On Tue, 17 Apr 2007 01:50:14 +0200
"Graeme Geldenhuys" <[EMAIL PROTECTED]> wrote:

> On 4/17/07, Lord Satan <[EMAIL PROTECTED]> wrote:
> >
> > > Forcing all GTK applications to always use the theming colors is *not*
> > > always the developers desire.
> >
> > In this case the developer has the option to use an application specific 
> > appname.gtkrc file to override the standard theme and use his own.
> >
> 
> I didn't know about that.  
http://wiki.lazarus.freepascal.org/Lazarus_Faq#How_can_my_gtk_programs_use_custom_rc_files.3F

> But then, why must someone that writes
> cross platform applications in Lazarus, have to know about the fine
> details about the workings of different GUI toolkits.  The whole point
> of the Lazarus LCL is to hide that from the developer.  All the
> developers should need to know is that they can switch the backend GUI
> toolkit by only changing a single combobox in the compiler settings.
> That should be the beauty of the LCL. For application developers point
> of view, there shouldn't be little workarounds depending on the
> widgetset used.

If all widgetsets would work the same that would be true.
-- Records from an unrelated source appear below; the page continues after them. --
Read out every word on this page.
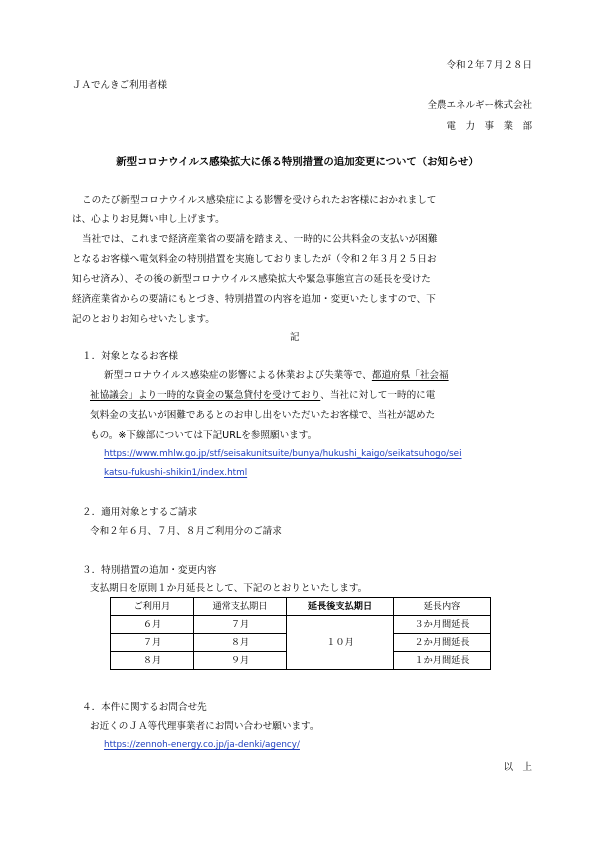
令和２年７月２８日
ＪＡでんきご利用者様
全農エネルギー株式会社
電　力　事　業　部
新型コロナウイルス感染拡大に係る特別措置の追加変更について（お知らせ）
このたび新型コロナウイルス感染症による影響を受けられたお客様におかれまして
は、心よりお見舞い申し上げます。
当社では、これまで経済産業省の要請を踏まえ、一時的に公共料金の支払いが困難
となるお客様へ電気料金の特別措置を実施しておりましたが（令和２年３月２５日お
知らせ済み）、その後の新型コロナウイルス感染拡大や緊急事態宣言の延長を受けた
経済産業省からの要請にもとづき、特別措置の内容を追加・変更いたしますので、下
記のとおりお知らせいたします。
記
１．対象となるお客様
新型コロナウイルス感染症の影響による休業および失業等で、都道府県「社会福
祉協議会」より一時的な資金の緊急貸付を受けており、当社に対して一時的に電
気料金の支払いが困難であるとのお申し出をいただいたお客様で、当社が認めた
もの。※下線部については下記URLを参照願います。
https://www.mhlw.go.jp/stf/seisakunitsuite/bunya/hukushi_kaigo/seikatsuhogo/sei
katsu-fukushi-shikin1/index.html
２．適用対象とするご請求
令和２年６月、７月、８月ご利用分のご請求
３．特別措置の追加・変更内容
支払期日を原則１か月延長として、下記のとおりといたします。
ご利用月	通常支払期日	延長後支払期日	延長内容
６月	７月	１０月	３か月間延長
７月	８月		２か月間延長
８月	９月		１か月間延長
４．本件に関するお問合せ先
お近くのＪＡ等代理事業者にお問い合わせ願います。
https://zennoh-energy.co.jp/ja-denki/agency/
以　上
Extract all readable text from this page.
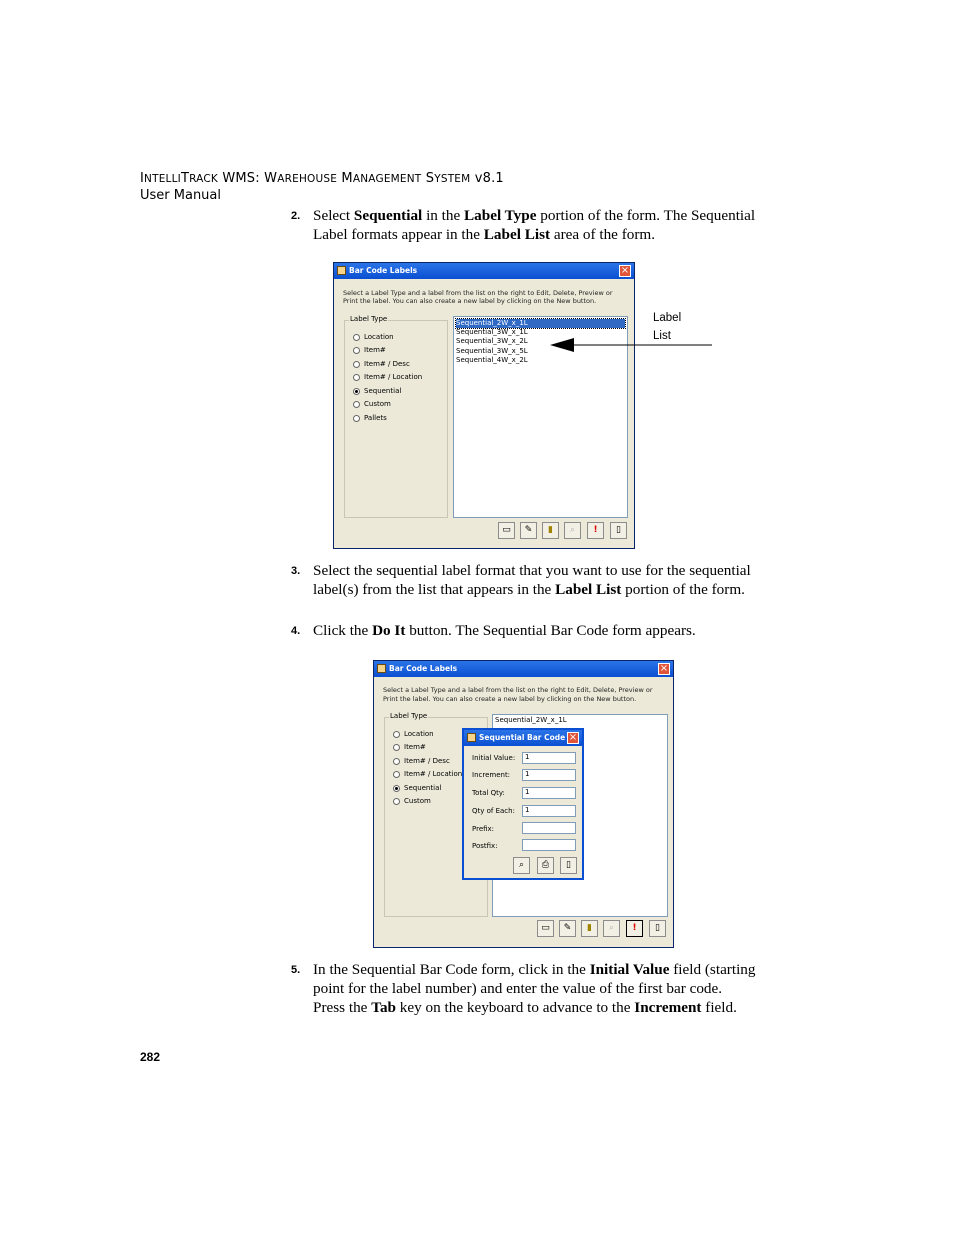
INTELLITRACK WMS: WAREHOUSE MANAGEMENT SYSTEM v8.1
User Manual
2. Select Sequential in the Label Type portion of the form. The Sequential Label formats appear in the Label List area of the form.
Bar Code Labels	×
Select a Label Type and a label from the list on the right to Edit, Delete, Preview or
Print the label. You can also create a new label by clicking on the New button.
Label Type
Location
Item#
Item# / Desc
Item# / Location
Sequential
Custom
Pallets
Sequential_2W_x_1L
Sequential_3W_x_1L
Sequential_3W_x_2L
Sequential_3W_x_5L
Sequential_4W_x_2L
▭	✎	▮	⌕	!	▯
Label
List
3. Select the sequential label format that you want to use for the sequential label(s) from the list that appears in the Label List portion of the form.
4. Click the Do It button. The Sequential Bar Code form appears.
Bar Code Labels	×
Select a Label Type and a label from the list on the right to Edit, Delete, Preview or
Print the label. You can also create a new label by clicking on the New button.
Label Type
Location
Item#
Item# / Desc
Item# / Location
Sequential
Custom
Sequential_2W_x_1L
▭	✎	▮	⌕	!	▯
Sequential Bar Code ×
Initial Value:	1
Increment:	1
Total Qty:	1
Qty of Each:	1
Prefix:
Postfix:
⌕	⎙	▯
5. In the Sequential Bar Code form, click in the Initial Value field (starting point for the label number) and enter the value of the first bar code. Press the Tab key on the keyboard to advance to the Increment field.
282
But things are as 
always more complicated. Linux, Mac OS and Windows all use different design 
philosophies for their GUIs. The users of the corresponding OS want their apps 
to look and feel 'native'. But to achieve a native look&feel you have to adhere 
to the design standards of the given platform. You just cannot easily abstract 
everything without loosing those differences.
As lazarus is developed by a rather small team it is mostly not worth the 
effort to make such little details work as that can be complex tasks with 
little benefit. 
People coming from Delphi sometimes seem to forget that for Delphi most things 
are much more easy as it is only single platform and 
Borland/Inprise/whatever-they-are-called-nowadays had enough trouble getting 
Kylix to work (and failed) and that is just one other platform.
If you need more 'exotic' features of the GUI it is the task of the developer 
to make sure that they work (more or less) consistent on every platform. And 
then the developer has to know a little bit more about the widgetsets than a 
developer that only needs 'standard' functionality.
If there were open standards for gui toolkits there would be no problem but 
there aren't any and so sometimes a multi-platform developer has to know a bit 
or two about the platforms he develops for and has to include platform specific 
code.
Don't get me wrong. I really would like to just write code once and it works on 
every platform the same and for many things lazarus achieves this but 
unfortunately not for all.
And this is not just a problem with widgetsets. I code mostly OpenGL which was 
developed as a cross platform library and even I don't get around using 
platform specific code for some tasks.
So in conclusion some things that are high on your priority list are low on the 
priority list of the lazarus developers and I hope I could explain why although 
I am not a lazarus developer.
Btw I don't give a **** for VCL/Delphi compatability but unfortunately the 
developers have a different opinion. So we both have to live with what we get. 
You can at least hope and help that your feature requests get included in 
lazarus. But I don't thinks that lazarus will drop Delphi compatability anytime 
soon, well, perhaps when hell freezes over.